New Delhi, May 28 (IANS): Expressing its dissatisfaction over the current state of affairs, the Delhi High Court on Thursday took suo motu cognisance regarding the backlog in disposing bodies of COVID-19 victims owing to non-functioning of CNG furnaces at the crematoriums in Delhi's Nigambodh Ghat and Punjabi Bagh, and said that the same is "violative of the rights of the dead".
Expressing displeasure and anger while taking note of the situation, the court said, "We, as citizens of Delhi are pained at the aforesaid state of affairs and as judges find the situation as reported and if true, to be highly dissatisfactory and violative of the rights of the dead."
Noting that inside the COVID-19 mortuary of Lok Nayak Jai Prakash (LNJP) Hospital in Delhi, there are 108 bodies; all 80 storage racks are full and there are 28 bodies on the floor, piled on top of each other, the court asked Delhi Government Standing Counsel Ramesh Singh and the legal counsels of various Municipal Corporations in the national capital to take instructions and present the facts before it.
The court has now listed the matter for hearing on Friday.

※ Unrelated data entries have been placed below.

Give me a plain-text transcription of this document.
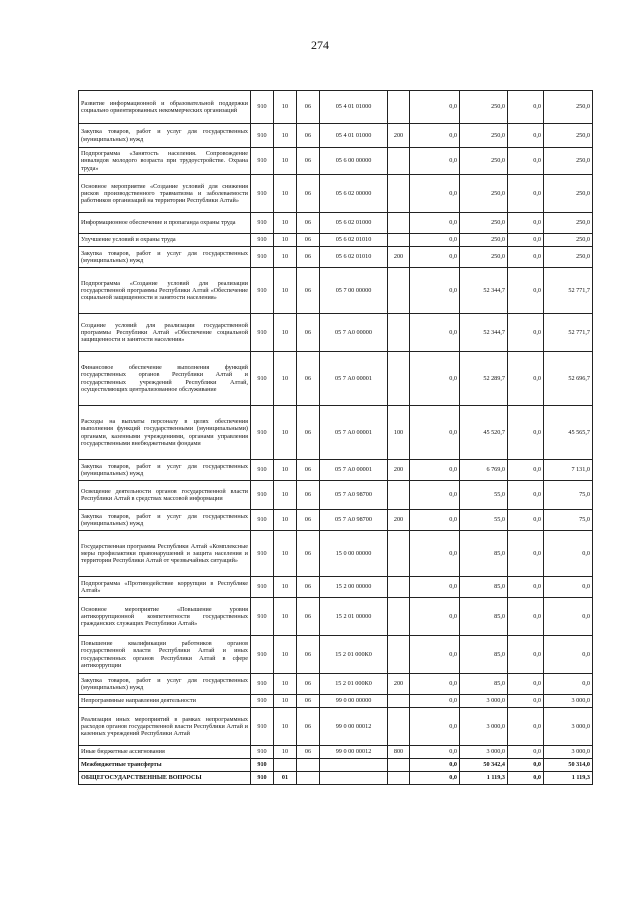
274
Развитие информационной и образовательной поддержки социально ориентированных некоммерческих организаций	910	10	06	05 4 01 01000		0,0	250,0	0,0	250,0
Закупка товаров, работ и услуг для государственных (муниципальных) нужд	910	10	06	05 4 01 01000	200	0,0	250,0	0,0	250,0
Подпрограмма «Занятость населения. Сопровождение инвалидов молодого возраста при трудоустройстве. Охрана труда»	910	10	06	05 6 00 00000		0,0	250,0	0,0	250,0
Основное мероприятие «Создание условий для снижения рисков производственного травматизма и заболеваемости работников организаций на территории Республики Алтай»	910	10	06	05 6 02 00000		0,0	250,0	0,0	250,0
Информационное обеспечение и пропаганда охраны труда	910	10	06	05 6 02 01000		0,0	250,0	0,0	250,0
Улучшение условий и охраны труда	910	10	06	05 6 02 01010		0,0	250,0	0,0	250,0
Закупка товаров, работ и услуг для государственных (муниципальных) нужд	910	10	06	05 6 02 01010	200	0,0	250,0	0,0	250,0
Подпрограмма «Создание условий для реализации государственной программы Республики Алтай «Обеспечение социальной защищенности и занятости населения»	910	10	06	05 7 00 00000		0,0	52 344,7	0,0	52 771,7
Создание условий для реализации государственной программы Республики Алтай «Обеспечение социальной защищенности и занятости населения»	910	10	06	05 7 А0 00000		0,0	52 344,7	0,0	52 771,7
Финансовое обеспечение выполнения функций государственных органов Республики Алтай и государственных учреждений Республики Алтай, осуществляющих централизованное обслуживание	910	10	06	05 7 А0 00001		0,0	52 289,7	0,0	52 696,7
Расходы на выплаты персоналу в целях обеспечения выполнения функций государственными (муниципальными) органами, казенными учреждениями, органами управления государственными внебюджетными фондами	910	10	06	05 7 А0 00001	100	0,0	45 520,7	0,0	45 565,7
Закупка товаров, работ и услуг для государственных (муниципальных) нужд	910	10	06	05 7 А0 00001	200	0,0	6 769,0	0,0	7 131,0
Освещение деятельности органов государственной власти Республики Алтай в средствах массовой информации	910	10	06	05 7 А0 98700		0,0	55,0	0,0	75,0
Закупка товаров, работ и услуг для государственных (муниципальных) нужд	910	10	06	05 7 А0 98700	200	0,0	55,0	0,0	75,0
Государственная программа Республики Алтай «Комплексные меры профилактики правонарушений и защита населения и территории Республики Алтай от чрезвычайных ситуаций»	910	10	06	15 0 00 00000		0,0	85,0	0,0	0,0
Подпрограмма «Противодействие коррупции в Республике Алтай»	910	10	06	15 2 00 00000		0,0	85,0	0,0	0,0
Основное мероприятие «Повышение уровня антикоррупционной компетентности государственных гражданских служащих Республики Алтай»	910	10	06	15 2 01 00000		0,0	85,0	0,0	0,0
Повышение квалификации работников органов государственной власти Республики Алтай и иных государственных органов Республики Алтай в сфере антикоррупции	910	10	06	15 2 01 000К0		0,0	85,0	0,0	0,0
Закупка товаров, работ и услуг для государственных (муниципальных) нужд	910	10	06	15 2 01 000К0	200	0,0	85,0	0,0	0,0
Непрограммные направления деятельности	910	10	06	99 0 00 00000		0,0	3 000,0	0,0	3 000,0
Реализация иных мероприятий в рамках непрограммных расходов органов государственной власти Республики Алтай и казенных учреждений Республики Алтай	910	10	06	99 0 00 00012		0,0	3 000,0	0,0	3 000,0
Иные бюджетные ассигнования	910	10	06	99 0 00 00012	800	0,0	3 000,0	0,0	3 000,0
Межбюджетные трансферты	910					0,0	50 342,4	0,0	50 314,0
ОБЩЕГОСУДАРСТВЕННЫЕ ВОПРОСЫ	910	01				0,0	1 119,3	0,0	1 119,3
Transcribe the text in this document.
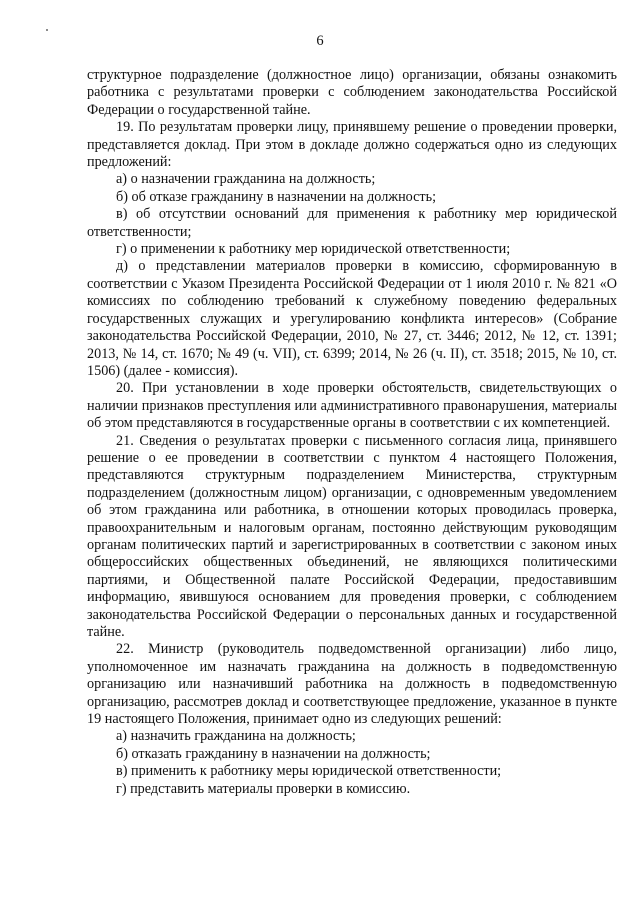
6

структурное подразделение (должностное лицо) организации, обязаны ознакомить работника с результатами проверки с соблюдением законодательства Российской Федерации о государственной тайне.

19. По результатам проверки лицу, принявшему решение о проведении проверки, представляется доклад. При этом в докладе должно содержаться одно из следующих предложений:

а) о назначении гражданина на должность;

б) об отказе гражданину в назначении на должность;

в) об отсутствии оснований для применения к работнику мер юридической ответственности;

г) о применении к работнику мер юридической ответственности;

д) о представлении материалов проверки в комиссию, сформированную в соответствии с Указом Президента Российской Федерации от 1 июля 2010 г. № 821 «О комиссиях по соблюдению требований к служебному поведению федеральных государственных служащих и урегулированию конфликта интересов» (Собрание законодательства Российской Федерации, 2010, № 27, ст. 3446; 2012, № 12, ст. 1391; 2013, № 14, ст. 1670; № 49 (ч. VII), ст. 6399; 2014, № 26 (ч. II), ст. 3518; 2015, № 10, ст. 1506) (далее - комиссия).

20. При установлении в ходе проверки обстоятельств, свидетельствующих о наличии признаков преступления или административного правонарушения, материалы об этом представляются в государственные органы в соответствии с их компетенцией.

21. Сведения о результатах проверки с письменного согласия лица, принявшего решение о ее проведении в соответствии с пунктом 4 настоящего Положения, представляются структурным подразделением Министерства, структурным подразделением (должностным лицом) организации, с одновременным уведомлением об этом гражданина или работника, в отношении которых проводилась проверка, правоохранительным и налоговым органам, постоянно действующим руководящим органам политических партий и зарегистрированных в соответствии с законом иных общероссийских общественных объединений, не являющихся политическими партиями, и Общественной палате Российской Федерации, предоставившим информацию, явившуюся основанием для проведения проверки, с соблюдением законодательства Российской Федерации о персональных данных и государственной тайне.

22. Министр (руководитель подведомственной организации) либо лицо, уполномоченное им назначать гражданина на должность в подведомственную организацию или назначивший работника на должность в подведомственную организацию, рассмотрев доклад и соответствующее предложение, указанное в пункте 19 настоящего Положения, принимает одно из следующих решений:

а) назначить гражданина на должность;

б) отказать гражданину в назначении на должность;

в) применить к работнику меры юридической ответственности;

г) представить материалы проверки в комиссию.
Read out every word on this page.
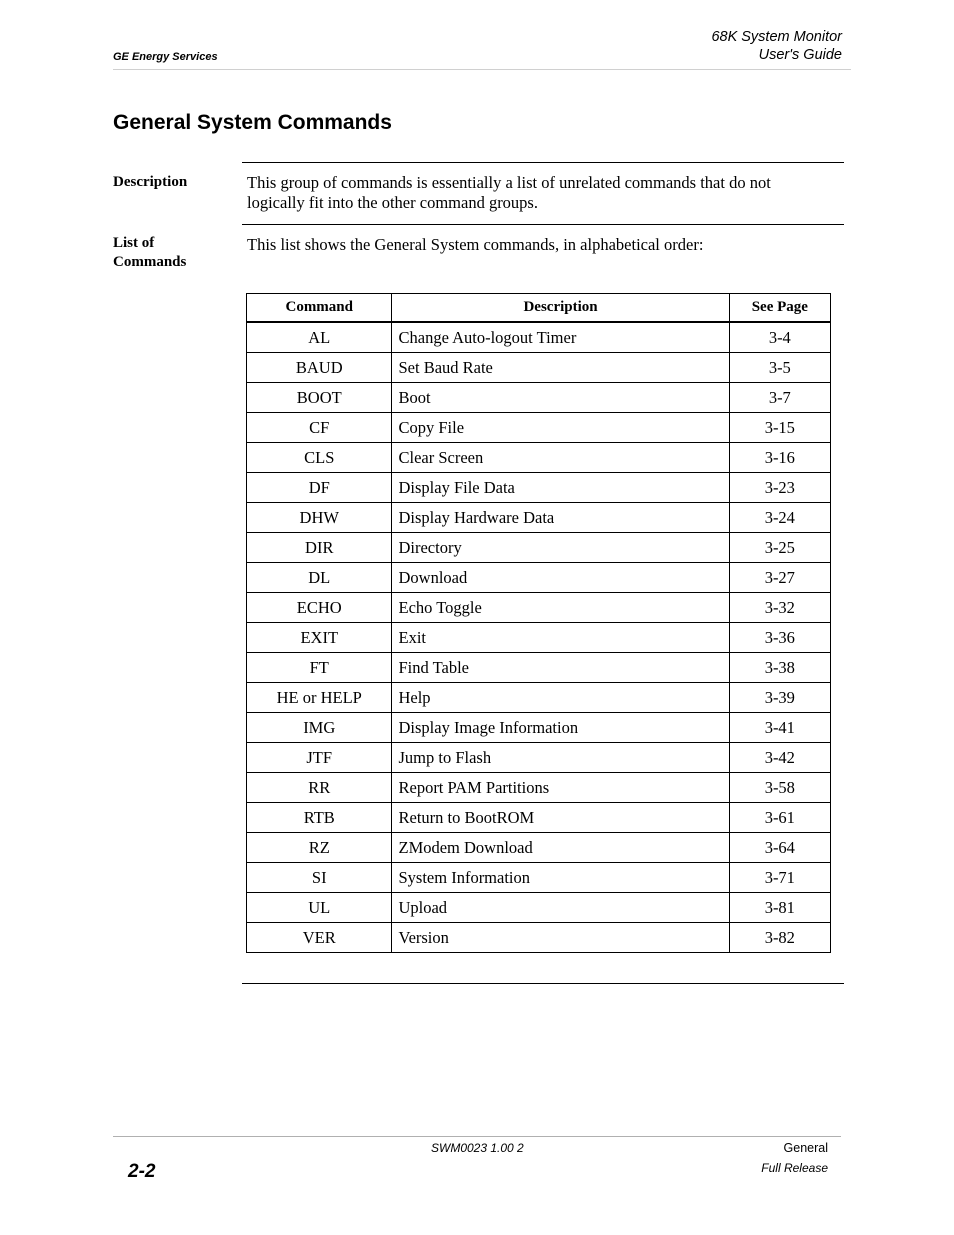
GE Energy Services
68K System Monitor
User's Guide
General System Commands
Description	This group of commands is essentially a list of unrelated commands that do not
logically fit into the other command groups.
List of
Commands
This list shows the General System commands, in alphabetical order:
Command	Description	See Page
AL	Change Auto-logout Timer	3-4
BAUD	Set Baud Rate	3-5
BOOT	Boot	3-7
CF	Copy File	3-15
CLS	Clear Screen	3-16
DF	Display File Data	3-23
DHW	Display Hardware Data	3-24
DIR	Directory	3-25
DL	Download	3-27
ECHO	Echo Toggle	3-32
EXIT	Exit	3-36
FT	Find Table	3-38
HE or HELP	Help	3-39
IMG	Display Image Information	3-41
JTF	Jump to Flash	3-42
RR	Report PAM Partitions	3-58
RTB	Return to BootROM	3-61
RZ	ZModem Download	3-64
SI	System Information	3-71
UL	Upload	3-81
VER	Version	3-82
SWM0023 1.00 2	General
Full Release
2-2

"A copy of this order be also forwarded to Mr Ramesh Singh Senior Standing Counsel Government of NCT of Delhi as well as to the Standing Counsels of North Delhi Municipal Corporation, South Delhi Municipal Corporation and East Delhi Municipal Corporation, who are entrusted of various cremation and burial grounds in Delhi, to enable them to obtain instructions and present the facts before this court," a division bench of the court.
The bench also noted that LNJP is the largest dedicated COVID-19 hospital in the city and its mortuary is the repository of bodies of those who died of the coronavirus disease or are suspected to have died of it and on Tuesday (May 26), eight bodies were returned from Nigambodh Ghat, CNG crematorium because the facility was not in a position to accept more bodies, as only two of the six furnaces were working.
The court has observed that there is unrest at the Nigambodh Ghat and the staff and priests working there have stopped functioning.
"Owing to the CNG furnaces not functioning, wood-based cremation, which earlier was not deemed safe, has been permitted; inspite of the same being permitted, the personnel operating the said crematoriums are refusing to take part in wood-based cremations," it noted.